10 Flow Control Flow control can prevent the entities from receiving too much traffic. Flow control on the A-interface is implemented by controlling the traffic at the traffic source. Two levels of flow control are available. Flow control can be implemented based on subscriber classes.

11 Classmark Update Classmark Update serves to notify the class messages received from MS to the receiving entities. Generally, BSS notifies MSC after receiving the class messages from MS. It is also likely that when handover is complete, MSC sends the corresponding MS Classmark messages to the new BSS via the A-interface.

12 Cipher Mode Control

The Cipher Mode Control procedure allows MSC to transport the cipher mode control messages to BSS and start the subscriber equipment and signaling cipher equipment with a correct Kc.

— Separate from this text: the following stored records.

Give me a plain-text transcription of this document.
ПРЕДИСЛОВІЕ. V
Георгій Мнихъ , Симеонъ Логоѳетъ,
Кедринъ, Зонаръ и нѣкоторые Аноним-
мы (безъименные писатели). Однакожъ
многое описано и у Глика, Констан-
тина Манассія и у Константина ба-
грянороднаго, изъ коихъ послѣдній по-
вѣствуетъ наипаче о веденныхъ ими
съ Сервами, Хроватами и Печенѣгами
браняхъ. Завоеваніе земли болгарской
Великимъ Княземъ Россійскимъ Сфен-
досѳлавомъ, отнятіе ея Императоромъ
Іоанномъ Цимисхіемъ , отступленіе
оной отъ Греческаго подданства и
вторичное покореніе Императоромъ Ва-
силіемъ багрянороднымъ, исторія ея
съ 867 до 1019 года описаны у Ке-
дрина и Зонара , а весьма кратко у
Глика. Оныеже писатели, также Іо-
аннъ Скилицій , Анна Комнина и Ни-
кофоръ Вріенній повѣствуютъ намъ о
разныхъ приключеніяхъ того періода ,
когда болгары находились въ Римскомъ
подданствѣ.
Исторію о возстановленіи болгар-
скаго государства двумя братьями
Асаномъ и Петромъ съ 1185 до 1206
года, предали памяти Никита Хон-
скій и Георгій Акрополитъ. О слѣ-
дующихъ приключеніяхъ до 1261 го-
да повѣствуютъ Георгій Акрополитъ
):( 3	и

13 Queuing Indication This procedure is designed to notify MSC that BSS wants to delay the allocation of necessary radio resources. This procedure is valid only when the queuing function is introduced for traffic channel assignment and traffic channel handover in the BSS.

14 Load Indication Load indication serves to notify the traffic state of a cell to all the adjacent BSSs so that an overall control over the handover services in an MSC can be exercised. In a certain valid period, the traffic state of the adjacent cells will be taken into account by the adjacent BSS during handover.